AI City : un nouveau moteur pour l'immobilier mauricien

Editor-in-Chief août 05, 2026

Maurice a entrepris d'inscrire le Scheme AI City d'un cadre juridique formel à travers l'Economic and Financial Measures (Miscellaneous Provisions) Bill (No. XIII of 2026), présenté à l'Assemblée nationale le 28 juillet 2026, qui met en œuvre les mesures annoncées dans le Discours du Budget 2026 à 2027. L'objectif affiché du régime est de bâtir un pôle spécialisé dans la technologie et l'innovation, d'attirer les fondateurs de start-up en intelligence artificielle ainsi que les entreprises technologiques, et de soutenir l'investissement dans l'IA, les secteurs numériques, les infrastructures informatiques de pointe et l'industrie manufacturière avancée.

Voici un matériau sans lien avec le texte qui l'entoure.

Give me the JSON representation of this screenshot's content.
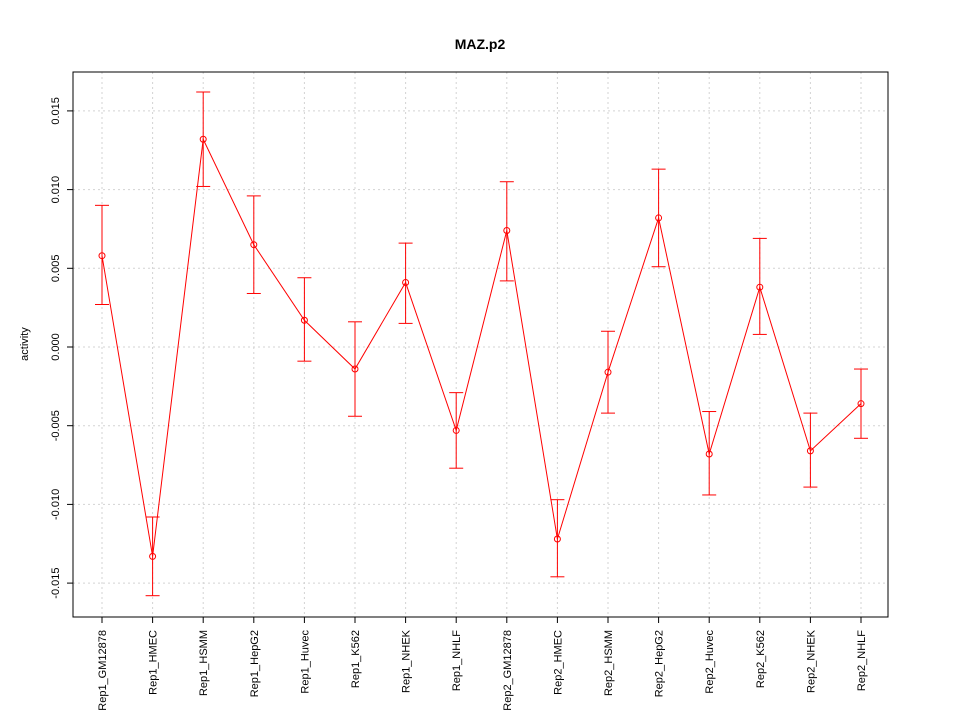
{
  "chart_data": {
    "type": "line",
    "title": "MAZ.p2",
    "xlabel": "",
    "ylabel": "activity",
    "grid": true,
    "ylim": [
      -0.017,
      0.0175
    ],
    "yticks": [
      {
        "value": -0.015,
        "label": "-0.015"
      },
      {
        "value": -0.01,
        "label": "-0.010"
      },
      {
        "value": -0.005,
        "label": "-0.005"
      },
      {
        "value": 0.0,
        "label": "0.000"
      },
      {
        "value": 0.005,
        "label": "0.005"
      },
      {
        "value": 0.01,
        "label": "0.010"
      },
      {
        "value": 0.015,
        "label": "0.015"
      }
    ],
    "categories": [
      "Rep1_GM12878",
      "Rep1_HMEC",
      "Rep1_HSMM",
      "Rep1_HepG2",
      "Rep1_Huvec",
      "Rep1_K562",
      "Rep1_NHEK",
      "Rep1_NHLF",
      "Rep2_GM12878",
      "Rep2_HMEC",
      "Rep2_HSMM",
      "Rep2_HepG2",
      "Rep2_Huvec",
      "Rep2_K562",
      "Rep2_NHEK",
      "Rep2_NHLF"
    ],
    "series": [
      {
        "color": "#ff0000",
        "values": [
          0.0058,
          -0.0133,
          0.0132,
          0.0065,
          0.0017,
          -0.0014,
          0.0041,
          -0.0053,
          0.0074,
          -0.0122,
          -0.0016,
          0.0082,
          -0.0068,
          0.0038,
          -0.0066,
          -0.0036
        ],
        "upper": [
          0.009,
          -0.0108,
          0.0162,
          0.0096,
          0.0044,
          0.0016,
          0.0066,
          -0.0029,
          0.0105,
          -0.0097,
          0.001,
          0.0113,
          -0.0041,
          0.0069,
          -0.0042,
          -0.0014
        ],
        "lower": [
          0.0027,
          -0.0158,
          0.0102,
          0.0034,
          -0.0009,
          -0.0044,
          0.0015,
          -0.0077,
          0.0042,
          -0.0146,
          -0.0042,
          0.0051,
          -0.0094,
          0.0008,
          -0.0089,
          -0.0058
        ]
      }
    ]
  }
}
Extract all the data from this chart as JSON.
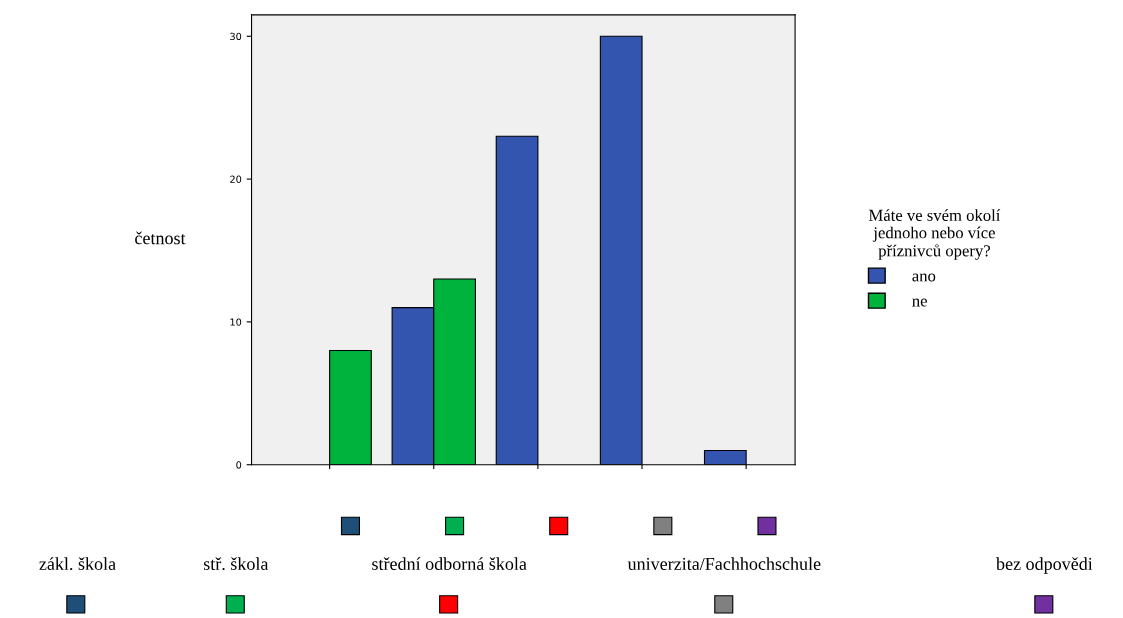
{
  "chart_data": {
    "type": "bar",
    "categories": [
      null,
      null,
      null,
      null,
      null
    ],
    "annotations": [
      "zákl. škola",
      "stř. škola",
      "střední odborná škola",
      "univerzita/Fachhochschule",
      "bez odpovědi"
    ],
    "series": [
      {
        "name": "ano",
        "color": "#3355b0",
        "values": [
          0,
          11,
          23,
          30,
          1
        ]
      },
      {
        "name": "ne",
        "color": "#00b33c",
        "values": [
          8,
          13,
          0,
          0,
          0
        ]
      }
    ],
    "ylabel": "četnost",
    "legend_title": "Máte ve svém okolí\njednoho nebo více\npříznivců opery?",
    "ylim": [
      0,
      31.5
    ],
    "yticks": [
      0,
      10,
      20,
      30
    ],
    "grid": false,
    "legend": "right"
  }
}
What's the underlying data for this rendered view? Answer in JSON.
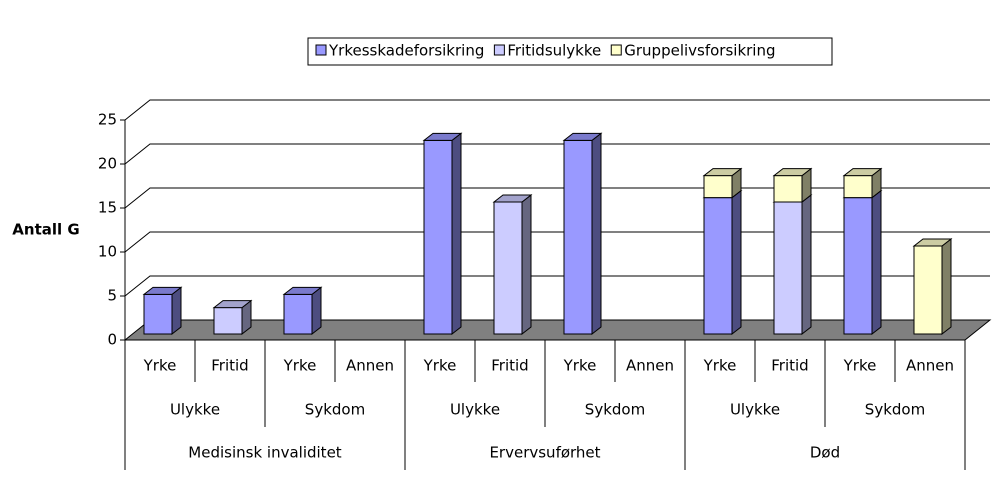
{
  "chart_data": {
    "type": "bar3d_stacked",
    "y_label": "Antall G",
    "categories": [
      "Yrke",
      "Fritid",
      "Yrke",
      "Annen",
      "Yrke",
      "Fritid",
      "Yrke",
      "Annen",
      "Yrke",
      "Fritid",
      "Yrke",
      "Annen"
    ],
    "subgroups": [
      "Ulykke",
      "Sykdom",
      "Ulykke",
      "Sykdom",
      "Ulykke",
      "Sykdom"
    ],
    "groups": [
      "Medisinsk invaliditet",
      "Ervervsuførhet",
      "Død"
    ],
    "series": [
      {
        "name": "Yrkesskadeforsikring",
        "color": "#9999ff",
        "values": [
          4.5,
          0,
          4.5,
          0,
          22,
          0,
          22,
          0,
          15.5,
          0,
          15.5,
          0
        ]
      },
      {
        "name": "Fritidsulykke",
        "color": "#ccccff",
        "values": [
          0,
          3,
          0,
          0,
          0,
          15,
          0,
          0,
          0,
          15,
          0,
          0
        ]
      },
      {
        "name": "Gruppelivsforsikring",
        "color": "#ffffcc",
        "values": [
          0,
          0,
          0,
          0,
          0,
          0,
          0,
          0,
          2.5,
          3,
          2.5,
          10
        ]
      }
    ],
    "ylim": [
      0,
      25
    ],
    "yticks": [
      0,
      5,
      10,
      15,
      20,
      25
    ],
    "grid": true,
    "legend": "top"
  }
}
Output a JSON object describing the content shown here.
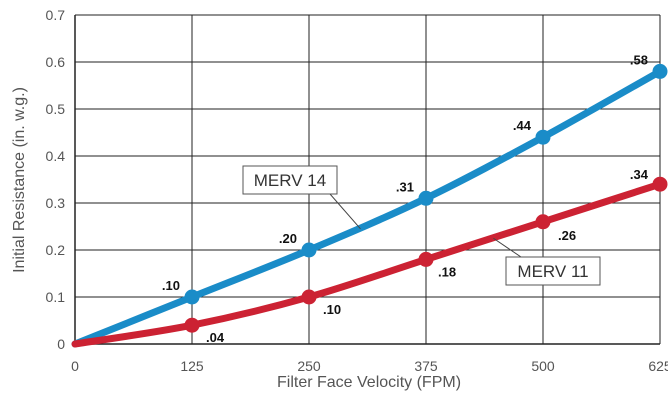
{
  "chart_data": {
    "type": "line",
    "xlabel": "Filter Face Velocity (FPM)",
    "ylabel": "Initial Resistance (in. w.g.)",
    "xlim": [
      0,
      625
    ],
    "ylim": [
      0,
      0.7
    ],
    "xticks": [
      0,
      125,
      250,
      375,
      500,
      625
    ],
    "yticks": [
      0,
      0.1,
      0.2,
      0.3,
      0.4,
      0.5,
      0.6,
      0.7
    ],
    "xtick_labels": [
      "0",
      "125",
      "250",
      "375",
      "500",
      "625"
    ],
    "ytick_labels": [
      "0",
      "0.1",
      "0.2",
      "0.3",
      "0.4",
      "0.5",
      "0.6",
      "0.7"
    ],
    "grid": true,
    "series": [
      {
        "name": "MERV 14",
        "color": "#1a8cc8",
        "x": [
          0,
          125,
          250,
          375,
          500,
          625
        ],
        "y": [
          0,
          0.1,
          0.2,
          0.31,
          0.44,
          0.58
        ],
        "labels": [
          "",
          ".10",
          ".20",
          ".31",
          ".44",
          ".58"
        ]
      },
      {
        "name": "MERV 11",
        "color": "#cc2233",
        "x": [
          0,
          125,
          250,
          375,
          500,
          625
        ],
        "y": [
          0,
          0.04,
          0.1,
          0.18,
          0.26,
          0.34
        ],
        "labels": [
          "",
          ".04",
          ".10",
          ".18",
          ".26",
          ".34"
        ]
      }
    ]
  }
}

Du point de vue immobilier, le régime AI City donne aux investisseurs une nouvelle raison d'avoir besoin d'espace physique à Maurice, plutôt que de s'appuyer uniquement sur le tourisme et sur la demande résidentielle traditionnelle. Si le gouvernement parvient à attirer des entreprises d'IA et leurs équipes hautement qualifiées, les grands gagnants seront vraisemblablement le foncier situé autour de la zone AI, les bureaux de catégorie A, les appartements avec services, le logement pour cadres et les actifs hôteliers capables d'accueillir une main-d'œuvre plus internationale.

Les documents budgétaires et les documents d'orientation évoquent également une zone économique spéciale dédiée à Côte d'Or, ainsi que des mesures telles que les droits de propriété pour les étrangers, un tarif électrique spécifique pour les centres de données, des allègements fiscaux et la récupération de la TVA sur les bâtiments et les biens d'équipement.

Il s'agit d'intentions annoncées et non de droits acquis : le projet de loi laisse les activités éligibles, les incitations fiscales et les droits de propriété rattachés au dispositif à être prescrits par voie réglementaire, l'Economic Development Board étant appelé à administrer le dispositif une fois celui-ci entré en vigueur. Les investisseurs et les promoteurs doivent donc considérer ces détails comme indicatifs tant que les règlements ne sont pas publiés dans le Government Gazette. 

Les entreprises d'IA amènent généralement des équipes spécialisées hautement qualifiées aux côtés des fondateurs, ce qui devrait à son tour soutenir la demande de bureaux, d'appartements avec services et de logements pour cadres si le régime attire de véritables projets.

Le potentiel ne se limite pas à l'immobilier commercial. Le paquet de réformes plus large comprend des mesures destinées aux investisseurs étrangers de long séjour et à forte valeur, susceptibles de renforcer la demande locative ainsi que certains projets résidentiels situés dans des zones bien connectées et attractives pour les professionnels internationaux.

Pour l'heure, le cadre demeure un projet de loi, et les activités éligibles, les incitations ainsi que les droits de propriété restent à être prescrits par voie réglementaire. Le véritable test sera donc de voir si des projets, des locataires et des investisseurs concrets se dirigent vers la zone AI au cours des prochaines années.